Grades 9-10 Video Solutions 2025-2025_9-10

Video Transcription

Problem 2. The base of a triangle increases by 50% and its height decreases by 1 third. What is the ratio of the area of the new triangle to that of the original one?  So to start, let's set variables for the original base and height of the triangle. So let's call them b and h respectively.  Then we know that the area of a triangle is the base times height divided by 2, so we know that the area of the original triangle was b h divided by 2.  Now let's look at the new triangle. We know that the base has increased by 50% and so that means that the new base is 150 over 100 times b, which is 3 halves of b.  We also know that the height decreased by 1 third. So from the full height, we have 1 third less, so the new height is 2 thirds of h.

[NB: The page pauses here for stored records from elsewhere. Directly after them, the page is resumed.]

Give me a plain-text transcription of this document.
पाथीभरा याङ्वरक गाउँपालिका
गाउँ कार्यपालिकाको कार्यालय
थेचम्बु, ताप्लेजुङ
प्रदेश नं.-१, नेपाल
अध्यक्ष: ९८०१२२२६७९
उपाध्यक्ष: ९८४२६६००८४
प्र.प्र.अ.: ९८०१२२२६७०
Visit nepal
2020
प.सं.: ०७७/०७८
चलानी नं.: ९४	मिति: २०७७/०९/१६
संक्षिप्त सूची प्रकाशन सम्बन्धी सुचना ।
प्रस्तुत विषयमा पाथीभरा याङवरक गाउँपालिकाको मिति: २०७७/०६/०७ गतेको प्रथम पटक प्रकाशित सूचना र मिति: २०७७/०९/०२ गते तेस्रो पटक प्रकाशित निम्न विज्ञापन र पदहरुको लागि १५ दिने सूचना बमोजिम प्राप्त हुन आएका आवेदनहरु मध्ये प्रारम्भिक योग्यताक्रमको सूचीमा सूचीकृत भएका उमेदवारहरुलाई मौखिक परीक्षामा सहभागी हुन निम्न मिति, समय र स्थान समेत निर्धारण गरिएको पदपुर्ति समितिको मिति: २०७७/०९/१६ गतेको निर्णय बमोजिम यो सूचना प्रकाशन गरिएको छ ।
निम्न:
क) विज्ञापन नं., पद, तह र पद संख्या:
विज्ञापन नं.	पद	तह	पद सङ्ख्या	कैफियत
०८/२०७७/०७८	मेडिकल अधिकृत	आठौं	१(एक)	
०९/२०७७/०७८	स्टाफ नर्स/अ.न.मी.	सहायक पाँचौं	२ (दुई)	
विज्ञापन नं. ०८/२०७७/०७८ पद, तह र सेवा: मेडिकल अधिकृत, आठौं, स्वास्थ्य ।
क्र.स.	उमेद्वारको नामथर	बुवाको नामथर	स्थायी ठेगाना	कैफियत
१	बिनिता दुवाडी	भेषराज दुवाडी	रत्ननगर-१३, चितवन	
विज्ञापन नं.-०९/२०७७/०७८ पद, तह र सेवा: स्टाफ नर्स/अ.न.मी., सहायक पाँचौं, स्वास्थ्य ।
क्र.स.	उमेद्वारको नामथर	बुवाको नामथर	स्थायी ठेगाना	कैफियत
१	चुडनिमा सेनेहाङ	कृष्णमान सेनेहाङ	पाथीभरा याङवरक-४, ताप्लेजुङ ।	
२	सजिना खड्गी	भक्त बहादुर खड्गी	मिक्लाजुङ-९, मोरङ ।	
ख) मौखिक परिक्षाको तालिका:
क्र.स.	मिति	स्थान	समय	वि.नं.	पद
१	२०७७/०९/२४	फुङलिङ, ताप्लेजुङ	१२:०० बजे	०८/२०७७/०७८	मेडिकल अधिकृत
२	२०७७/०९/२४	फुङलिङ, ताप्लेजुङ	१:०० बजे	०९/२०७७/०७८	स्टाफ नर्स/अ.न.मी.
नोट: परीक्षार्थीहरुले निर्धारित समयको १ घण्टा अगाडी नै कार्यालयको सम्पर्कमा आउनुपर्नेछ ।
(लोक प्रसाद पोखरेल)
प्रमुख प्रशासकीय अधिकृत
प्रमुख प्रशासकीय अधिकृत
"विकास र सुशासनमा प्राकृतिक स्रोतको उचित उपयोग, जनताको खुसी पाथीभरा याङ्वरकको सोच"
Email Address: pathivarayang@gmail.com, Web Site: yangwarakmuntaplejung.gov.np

Now let's find the area of the new triangle.  So we have the new base times the new height divided by 2. So we have 3 halves b times 2 thirds h divided by 2.  The 3 halves and the 2 thirds cancel out and so the new area is just b h divided by 2. So now let's look for the ratio of the areas.  We know that the original triangle's area was b h over 2 and the new area is also b h over 2 and so their ratio is 1 to 1 and that tells us that the answer is b.

Video Summary

The problem involves calculating the ratio of the area of a modified triangle to its original form. Initially, the triangle's base is denoted as \(b\) and height as \(h\), with its area being \((b \cdot h)/2\). The base increases by 50% to become \(3/2 \cdot b\) and the height decreases by one-third to \(2/3 \cdot h\). The new area is calculated as \((3/2 \cdot b) \cdot (2/3 \cdot h)/2\), simplifying back to \((b \cdot h)/2\), the same as the original area. Thus, the ratio of the new area to the original is 1:1.